If, as a parent, you feel like you have to keep secrets from your partner with your kids, there is a pretty real problem there. If trust is the foundation of a strong relationship, secrets and lies are the storm that makes it crumble (or never allows it to be built in the first place.)

5. Forgiveness is Impossible

When people think of forgiveness in the context of a relationship, infidelity is usually the first thing that comes to mind. So, I will use that as the example to demonstrate this point.

Infidelity is painful. It is the ultimate betrayal in a relationship. If you can’t forgive your partner for being unfaithful, I don’t think anyone can blame you. If it takes you a long time to forgive your partner, that too is understandable. However, if you agree to stay with your partner after he/she has been unfaithful, you will most likely be happier if you forgive them.

What forgiveness IS NOT is you being angry and bitter with your partner, using their discretion as an excuse to punish, humiliate, and disrespect them. Although there may be some primal satisfaction achieved from this, it isn’t right and usually (in my experience) both parties pay the price. In humans, there is a natural desire to punish someone that hurt us. Anger is a much easier and acceptable emotion to express than hurt or betrayal. However, if you have tried to get over past hurts in a relationship, and you aren’t able you may be happier if you leave.

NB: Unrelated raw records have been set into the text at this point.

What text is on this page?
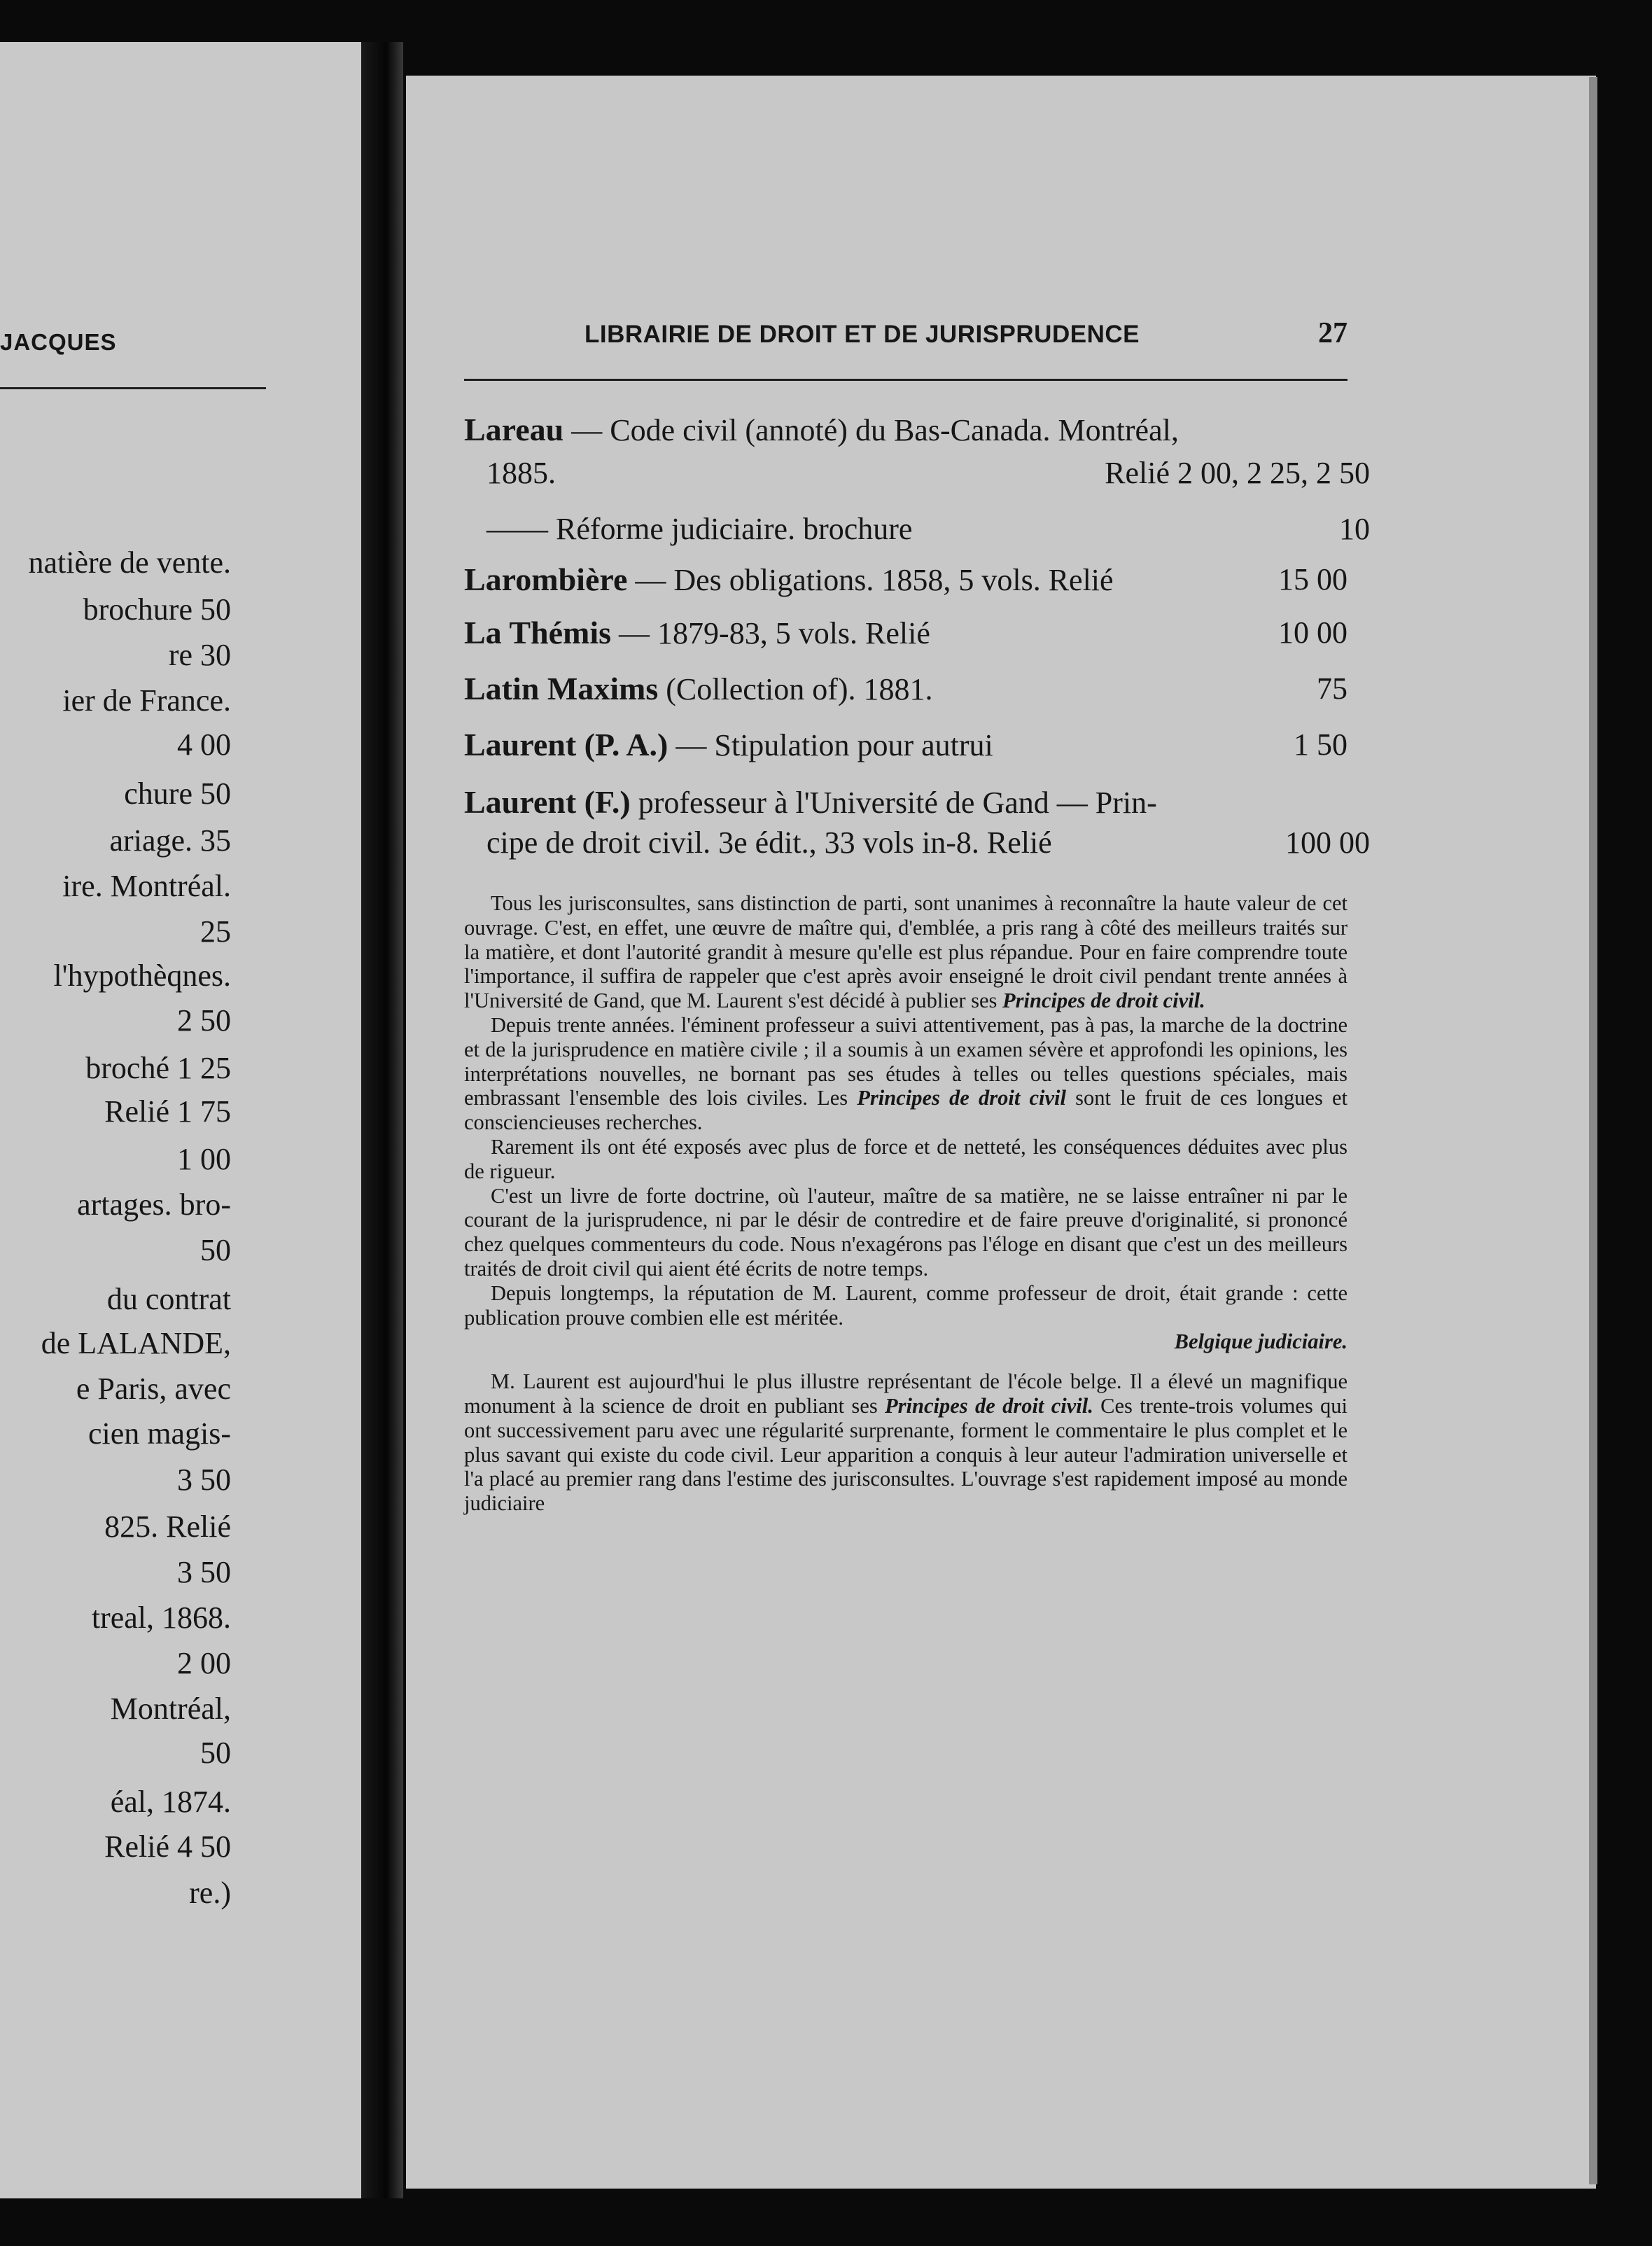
JACQUES
natière de vente.
brochure 50
re 30
ier de France.
4 00
chure 50
ariage. 35
ire. Montréal.
25
l'hypothèqnes.
2 50
broché 1 25
Relié 1 75
1 00
artages. bro-
50
du contrat
de LALANDE,
e Paris, avec
cien magis-
3 50
825. Relié
3 50
treal, 1868.
2 00
Montréal,
50
éal, 1874.
Relié 4 50
re.)
LIBRAIRIE DE DROIT ET DE JURISPRUDENCE	27
Lareau — Code civil (annoté) du Bas-Canada. Montréal,
1885.	Relié 2 00, 2 25, 2 50
—— Réforme judiciaire. brochure	10
Larombière — Des obligations. 1858, 5 vols. Relié	15 00
La Thémis — 1879-83, 5 vols. Relié	10 00
Latin Maxims (Collection of). 1881.	75
Laurent (P. A.) — Stipulation pour autrui	1 50
Laurent (F.) professeur à l'Université de Gand — Prin-
cipe de droit civil. 3e édit., 33 vols in-8. Relié	100 00

Tous les jurisconsultes, sans distinction de parti, sont unanimes à reconnaître la haute valeur de cet ouvrage. C'est, en effet, une œuvre de maître qui, d'emblée, a pris rang à côté des meilleurs traités sur la matière, et dont l'autorité grandit à mesure qu'elle est plus répandue. Pour en faire comprendre toute l'importance, il suffira de rappeler que c'est après avoir enseigné le droit civil pendant trente années à l'Université de Gand, que M. Laurent s'est décidé à publier ses Principes de droit civil.

Depuis trente années. l'éminent professeur a suivi attentivement, pas à pas, la marche de la doctrine et de la jurisprudence en matière civile ; il a soumis à un examen sévère et approfondi les opinions, les interprétations nouvelles, ne bornant pas ses études à telles ou telles questions spéciales, mais embrassant l'ensemble des lois civiles. Les Principes de droit civil sont le fruit de ces longues et consciencieuses recherches.

Rarement ils ont été exposés avec plus de force et de netteté, les conséquences déduites avec plus de rigueur.

C'est un livre de forte doctrine, où l'auteur, maître de sa matière, ne se laisse entraîner ni par le courant de la jurisprudence, ni par le désir de contredire et de faire preuve d'originalité, si prononcé chez quelques commenteurs du code. Nous n'exagérons pas l'éloge en disant que c'est un des meilleurs traités de droit civil qui aient été écrits de notre temps.

Depuis longtemps, la réputation de M. Laurent, comme professeur de droit, était grande : cette publication prouve combien elle est méritée.

Belgique judiciaire.

M. Laurent est aujourd'hui le plus illustre représentant de l'école belge. Il a élevé un magnifique monument à la science de droit en publiant ses Principes de droit civil. Ces trente-trois volumes qui ont successivement paru avec une régularité surprenante, forment le commentaire le plus complet et le plus savant qui existe du code civil. Leur apparition a conquis à leur auteur l'admiration universelle et l'a placé au premier rang dans l'estime des jurisconsultes. L'ouvrage s'est rapidement imposé au monde judiciaire
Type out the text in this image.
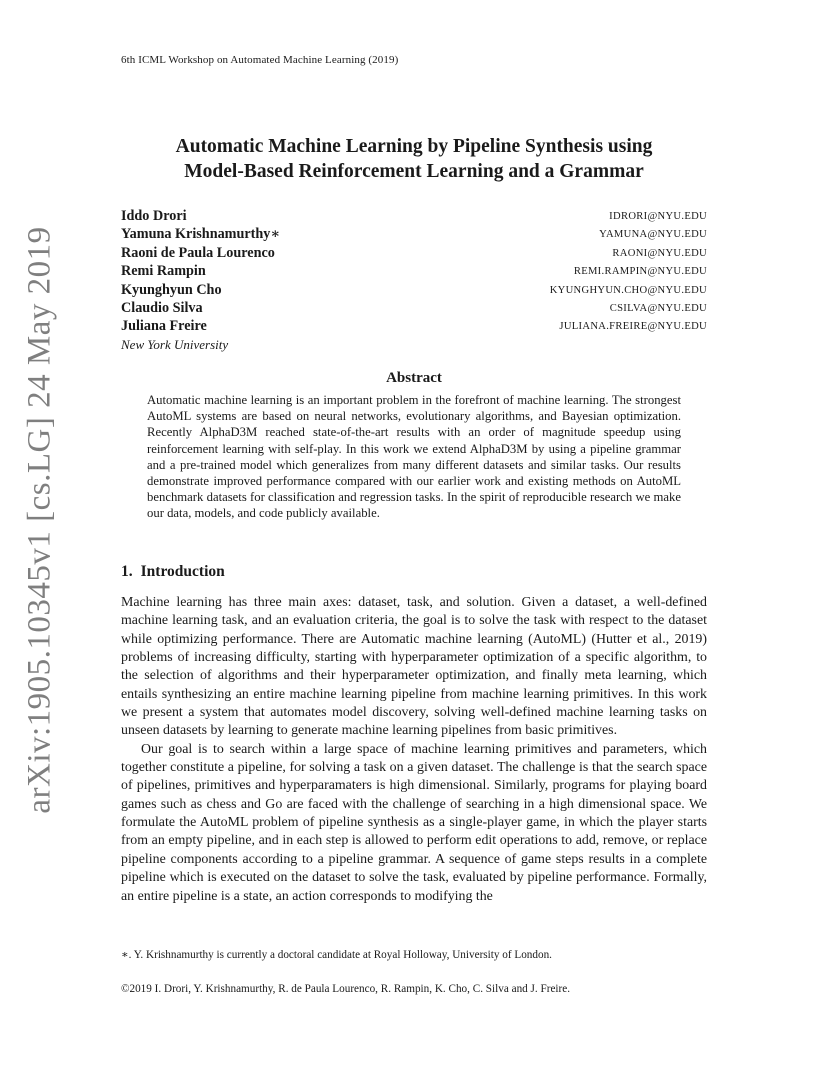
6th ICML Workshop on Automated Machine Learning (2019)
Automatic Machine Learning by Pipeline Synthesis using
Model-Based Reinforcement Learning and a Grammar
Iddo Drori	IDRORI@NYU.EDU
Yamuna Krishnamurthy∗	YAMUNA@NYU.EDU
Raoni de Paula Lourenco	RAONI@NYU.EDU
Remi Rampin	REMI.RAMPIN@NYU.EDU
Kyunghyun Cho	KYUNGHYUN.CHO@NYU.EDU
Claudio Silva	CSILVA@NYU.EDU
Juliana Freire	JULIANA.FREIRE@NYU.EDU
New York University
Abstract
Automatic machine learning is an important problem in the forefront of machine learning. The strongest AutoML systems are based on neural networks, evolutionary algorithms, and Bayesian optimization. Recently AlphaD3M reached state-of-the-art results with an order of magnitude speedup using reinforcement learning with self-play. In this work we extend AlphaD3M by using a pipeline grammar and a pre-trained model which generalizes from many different datasets and similar tasks. Our results demonstrate improved performance compared with our earlier work and existing methods on AutoML benchmark datasets for classification and regression tasks. In the spirit of reproducible research we make our data, models, and code publicly available.
1. Introduction

Machine learning has three main axes: dataset, task, and solution. Given a dataset, a well-defined machine learning task, and an evaluation criteria, the goal is to solve the task with respect to the dataset while optimizing performance. There are Automatic machine learning (AutoML) (Hutter et al., 2019) problems of increasing difficulty, starting with hyperparameter optimization of a specific algorithm, to the selection of algorithms and their hyperparameter optimization, and finally meta learning, which entails synthesizing an entire machine learning pipeline from machine learning primitives. In this work we present a system that automates model discovery, solving well-defined machine learning tasks on unseen datasets by learning to generate machine learning pipelines from basic primitives.

Our goal is to search within a large space of machine learning primitives and parameters, which together constitute a pipeline, for solving a task on a given dataset. The challenge is that the search space of pipelines, primitives and hyperparamaters is high dimensional. Similarly, programs for playing board games such as chess and Go are faced with the challenge of searching in a high dimensional space. We formulate the AutoML problem of pipeline synthesis as a single-player game, in which the player starts from an empty pipeline, and in each step is allowed to perform edit operations to add, remove, or replace pipeline components according to a pipeline grammar. A sequence of game steps results in a complete pipeline which is executed on the dataset to solve the task, evaluated by pipeline performance. Formally, an entire pipeline is a state, an action corresponds to modifying the

∗. Y. Krishnamurthy is currently a doctoral candidate at Royal Holloway, University of London.
©2019 I. Drori, Y. Krishnamurthy, R. de Paula Lourenco, R. Rampin, K. Cho, C. Silva and J. Freire.
arXiv:1905.10345v1 [cs.LG] 24 May 2019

There are many other signs and symptoms that relationships are in deep trouble and are almost dead. However, the five things I stated above seem to be prevalent when working with couples. If you find that you are still unsure, weighing the pro’s and cons of staying or leaving, you probably want to seek some professional help. Counseling can help you to use the best possible methods to make decisions related to your relationships. It can also help you to tap into your inner resiliency factors to get through difficult situations.